Increased investments in 10 vaccines administered in low- and middle-income countries over a 15-year period could avert up to 36-million deaths and 24-million cases of medical impoverishment.
According to a new study led by researchers from Harvard TH Chan School of Public Health, vaccines have enormous impact not just on health, but on keeping people out of poverty.
The researchers developed a mathematical model to estimate the impact of distributing 10 vaccines—measles, hepatitis B, human papillomavirus, yellow fever, Hemophilus influenzaetype b, Streptococcus pneumoniae, rotavirus, rubella, Neisseria meningitidis serogroup A, and Japanese encephalitis— in 41 low- and middle-income countries from 2016–2030.
They found that the poorest households would likely receive the most benefit from increased access to vaccines, as they are at higher risk, are limited in their use of health care, and consequently are more vulnerable to vaccine-preventable diseases.
•The largest share of deaths averted by vaccines was in the lowest income quintile.
•All vaccines led to an important reduction in the number of cases of medical impoverishment.
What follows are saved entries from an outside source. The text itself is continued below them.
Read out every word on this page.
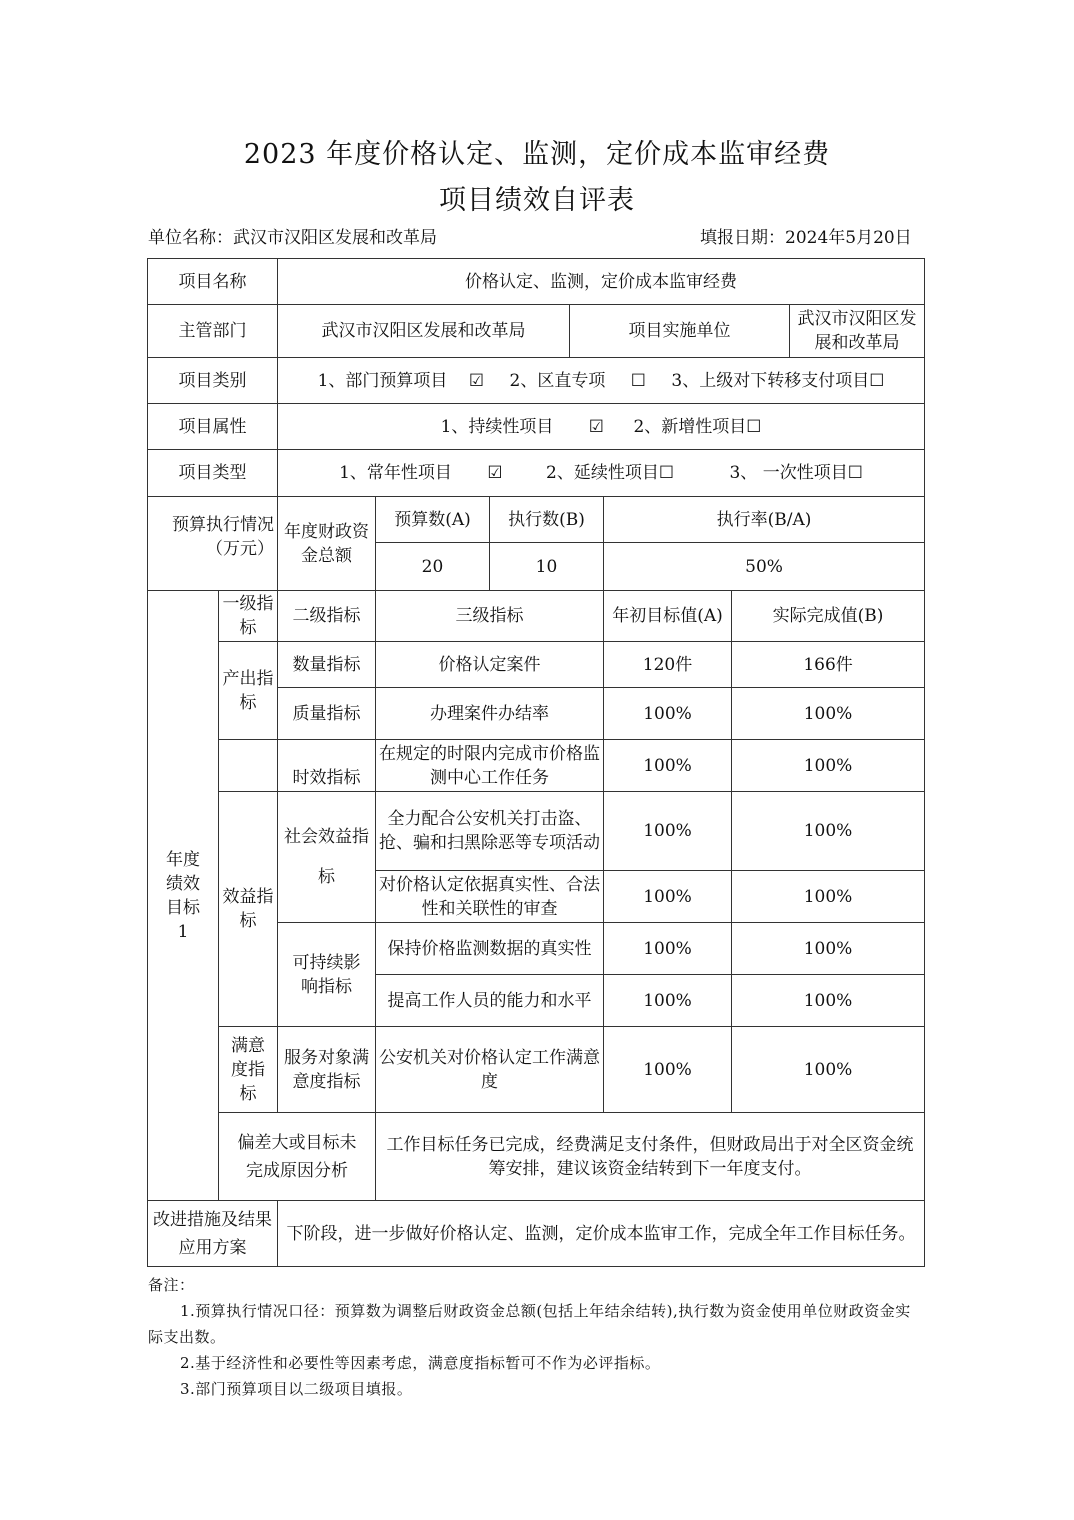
2023 年度价格认定、监测，定价成本监审经费
项目绩效自评表
单位名称：武汉市汉阳区发展和改革局	填报日期：2024年5月20日
项目名称		价格认定、监测，定价成本监审经费						
主管部门		武汉市汉阳区发展和改革局			项目实施单位			武汉市汉阳区发展和改革局
项目类别		1、部门预算项目 ☑ 2、区直专项 ☐ 3、上级对下转移支付项目☐						
项目属性		1、持续性项目 ☑ 2、新增性项目☐						
项目类型		1、常年性项目 ☑ 2、延续性项目☐ 3、 一次性项目☐						
预算执行情况（万元）		年度财政资金总额	预算数(A)	执行数(B)		执行率(B/A)		
			20	10		50%		
年度绩效目标1	一级指标	二级指标	三级指标			年初目标值(A)	实际完成值(B)	
	产出指标	数量指标	价格认定案件			120件	166件	
		质量指标	办理案件办结率			100%	100%	
		时效指标	在规定的时限内完成市价格监测中心工作任务			100%	100%	
	效益指标	社会效益指标	全力配合公安机关打击盗、抢、骗和扫黑除恶等专项活动			100%	100%	
			对价格认定依据真实性、合法性和关联性的审查			100%	100%	
		可持续影响指标	保持价格监测数据的真实性			100%	100%	
			提高工作人员的能力和水平			100%	100%	
	满意度指标	服务对象满意度指标	公安机关对价格认定工作满意度			100%	100%	
	偏差大或目标未完成原因分析		工作目标任务已完成，经费满足支付条件，但财政局出于对全区资金统筹安排，建议该资金结转到下一年度支付。					
改进措施及结果应用方案		下阶段，进一步做好价格认定、监测，定价成本监审工作，完成全年工作目标任务。						

备注：

1.预算执行情况口径：预算数为调整后财政资金总额(包括上年结余结转),执行数为资金使用单位财政资金实际支出数。

2.基于经济性和必要性等因素考虑，满意度指标暂可不作为必评指标。

3.部门预算项目以二级项目填报。
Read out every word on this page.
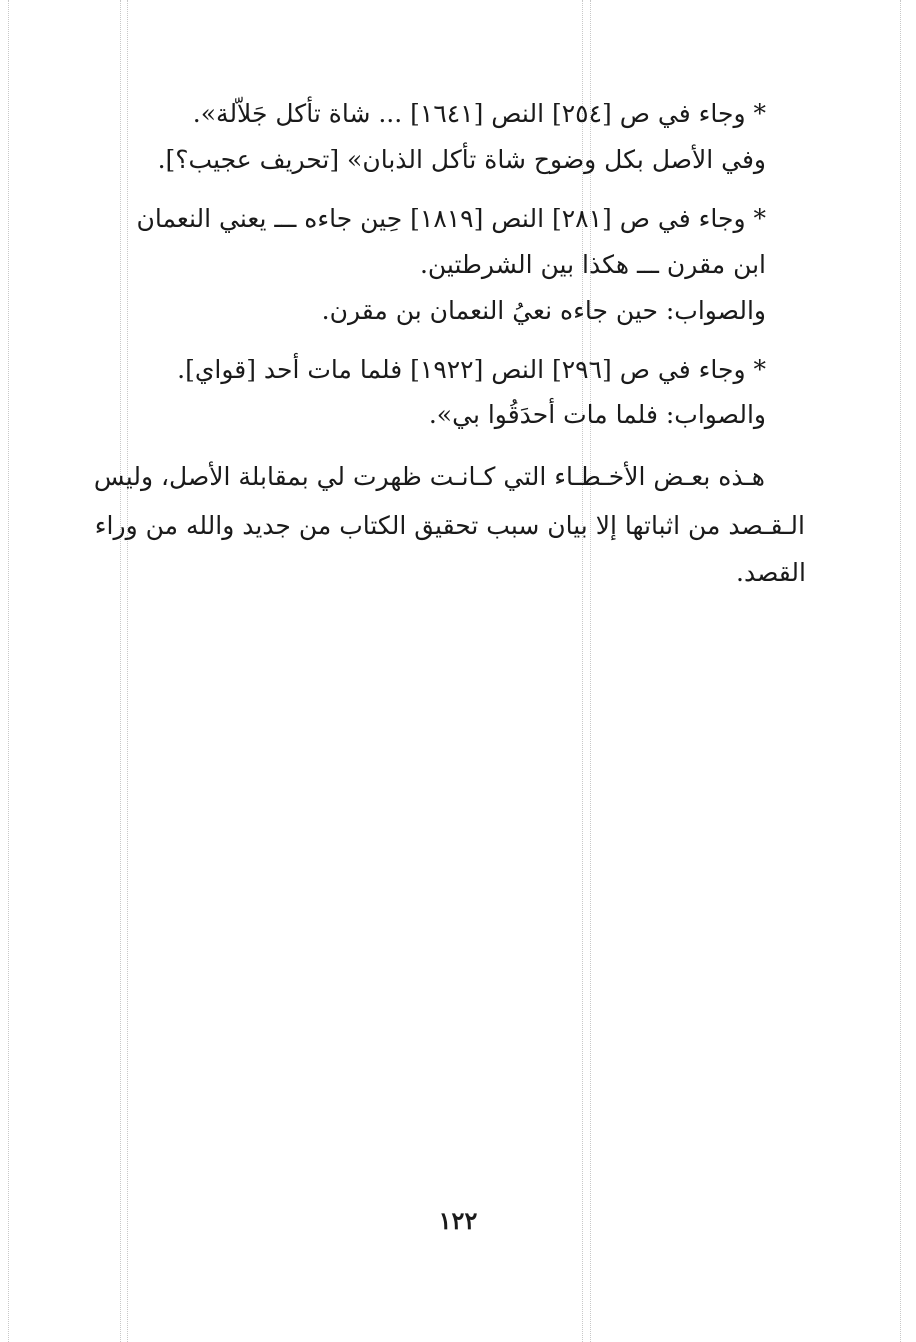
* وجاء في ص [٢٥٤] النص [١٦٤١] ... شاة تأكل جَلاّلة».
وفي الأصل بكل وضوح شاة تأكل الذبان» [تحريف عجيب؟].
* وجاء في ص [٢٨١] النص [١٨١٩] حِين جاءه ـــ يعني النعمان
ابن مقرن ـــ هكذا بين الشرطتين.
والصواب: حين جاءه نعيُ النعمان بن مقرن.
* وجاء في ص [٢٩٦] النص [١٩٢٢] فلما مات أحد [قواي].
والصواب: فلما مات أحدَقُوا بي».
هـذه بعـض الأخـطـاء التي كـانـت ظهرت لي بمقابلة الأصل، وليس
الـقـصد من اثباتها إلا بيان سبب تحقيق الكتاب من جديد والله من وراء
القصد.
١٢٢
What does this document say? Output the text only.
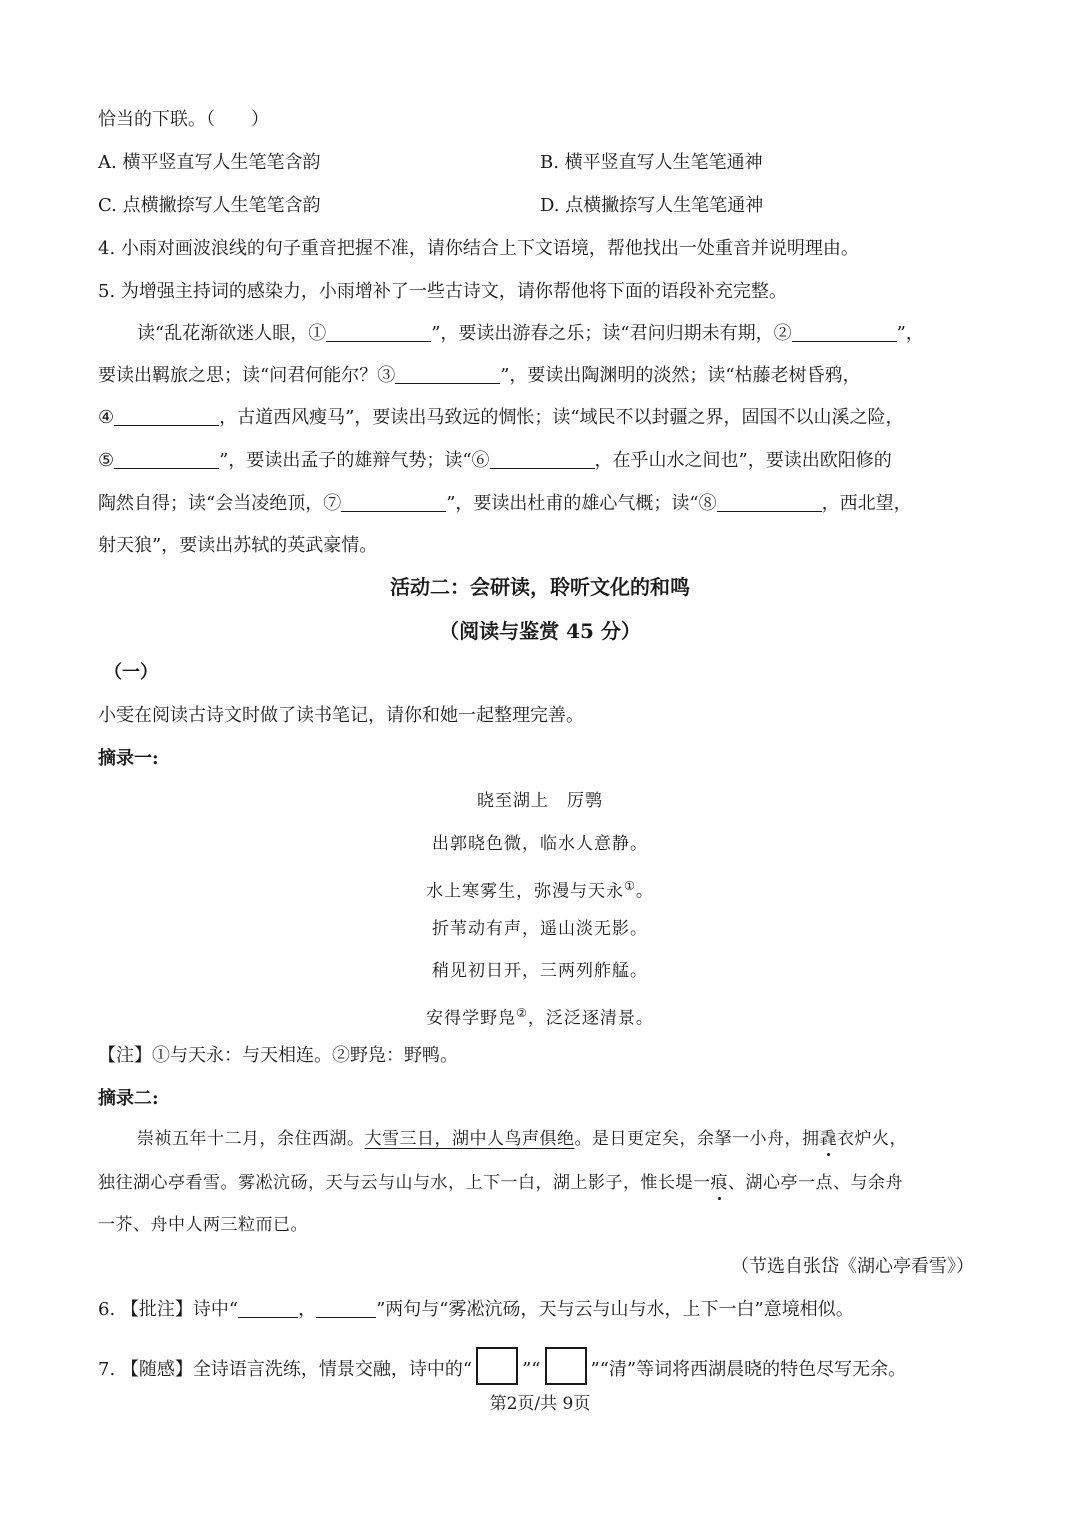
恰当的下联。（　　）
A. 横平竖直写人生笔笔含韵	B. 横平竖直写人生笔笔通神
C. 点横撇捺写人生笔笔含韵	D. 点横撇捺写人生笔笔通神
4. 小雨对画波浪线的句子重音把握不准，请你结合上下文语境，帮他找出一处重音并说明理由。
5. 为增强主持词的感染力，小雨增补了一些古诗文，请你帮他将下面的语段补充完整。
读“乱花渐欲迷人眼，①	”，要读出游春之乐；读“君问归期未有期，②	”，
要读出羁旅之思；读“问君何能尔？③	”，要读出陶渊明的淡然；读“枯藤老树昏鸦，
④	，古道西风瘦马”，要读出马致远的惆怅；读“域民不以封疆之界，固国不以山溪之险，
⑤	”，要读出孟子的雄辩气势；读“⑥	，在乎山水之间也”，要读出欧阳修的
陶然自得；读“会当凌绝顶，⑦	”，要读出杜甫的雄心气概；读“⑧	，西北望，
射天狼”，要读出苏轼的英武豪情。
活动二：会研读，聆听文化的和鸣
（阅读与鉴赏 45 分）
（一）
小雯在阅读古诗文时做了读书笔记，请你和她一起整理完善。
摘录一:
晓至湖上　厉鹗
出郭晓色微，临水人意静。
水上寒雾生，弥漫与天永①。
折苇动有声，遥山淡无影。
稍见初日开，三两列舴艋。
安得学野凫②，泛泛逐清景。
【注】①与天永：与天相连。②野凫：野鸭。
摘录二:
崇祯五年十二月，余住西湖。大雪三日，湖中人鸟声俱绝。是日更定矣，余拏一小舟，拥毳衣炉火，
独往湖心亭看雪。雾凇沆砀，天与云与山与水，上下一白，湖上影子，惟长堤一痕、湖心亭一点、与余舟
一芥、舟中人两三粒而已。
（节选自张岱《湖心亭看雪》）
6. 【批注】诗中“	，	”两句与“雾凇沆砀，天与云与山与水，上下一白”意境相似。
7. 【随感】全诗语言洗练，情景交融，诗中的“	”“	”“清”等词将西湖晨晓的特色尽写无余。
第2页/共 9页
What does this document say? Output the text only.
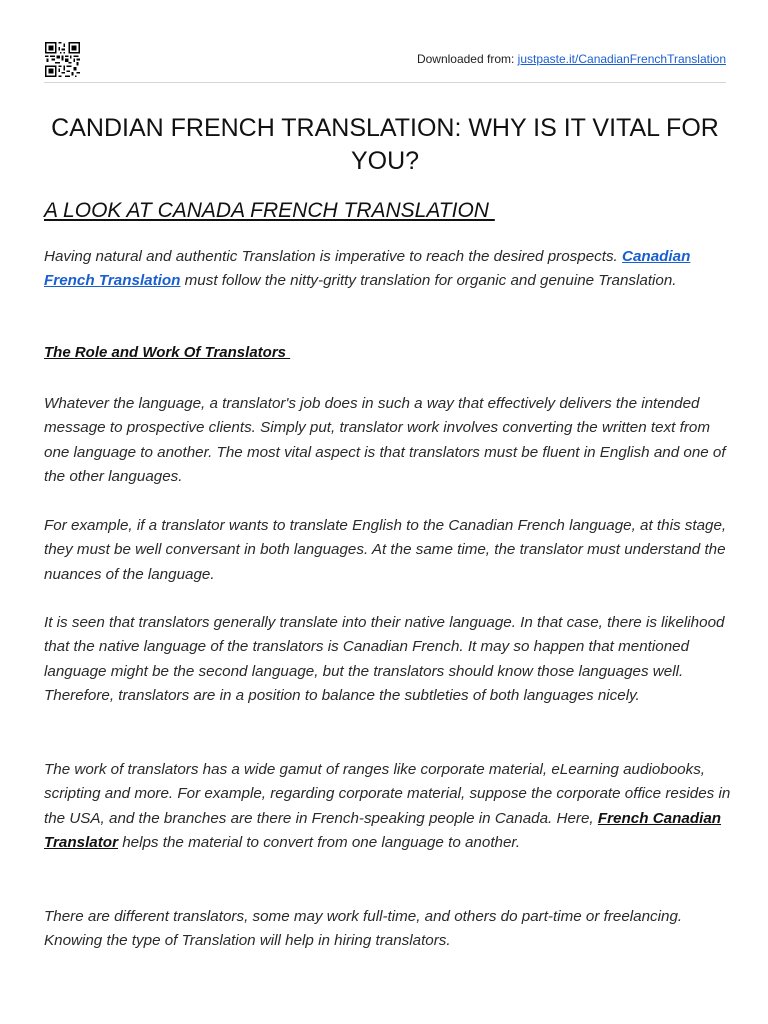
Downloaded from: justpaste.it/CanadianFrenchTranslation
CANDIAN FRENCH TRANSLATION: WHY IS IT VITAL FOR YOU?
A LOOK AT CANADA FRENCH TRANSLATION

Having natural and authentic Translation is imperative to reach the desired prospects. Canadian French Translation must follow the nitty-gritty translation for organic and genuine Translation.

The Role and Work Of Translators

Whatever the language, a translator's job does in such a way that effectively delivers the intended message to prospective clients. Simply put, translator work involves converting the written text from one language to another. The most vital aspect is that translators must be fluent in English and one of the other languages.

For example, if a translator wants to translate English to the Canadian French language, at this stage, they must be well conversant in both languages. At the same time, the translator must understand the nuances of the language.

It is seen that translators generally translate into their native language. In that case, there is likelihood that the native language of the translators is Canadian French. It may so happen that mentioned language might be the second language, but the translators should know those languages well. Therefore, translators are in a position to balance the subtleties of both languages nicely.

The work of translators has a wide gamut of ranges like corporate material, eLearning audiobooks, scripting and more. For example, regarding corporate material, suppose the corporate office resides in the USA, and the branches are there in French-speaking people in Canada. Here, French Canadian Translator helps the material to convert from one language to another.

There are different translators, some may work full-time, and others do part-time or freelancing. Knowing the type of Translation will help in hiring translators.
“Vaccines prevent not only diseases but also impoverishment. This is why it is so important that everyone, especially the poor, have timely access to high quality vaccines,” said first author Angela Chang, who was a doctoral candidate at Harvard Chan School when the research was completed and is currently a postdoctoral fellow at the Institute for Health Metrics and Evaluation, University of Washington.
“This study explicitly points at how investing in vaccines in low- and middle-income countries can have a broad health and economic impact,” said Stéphane Verguet, assistant professor of global health. “Policy makers should look at targeted vaccine programmes as powerful mechanisms for improving health equity and reducing poverty.”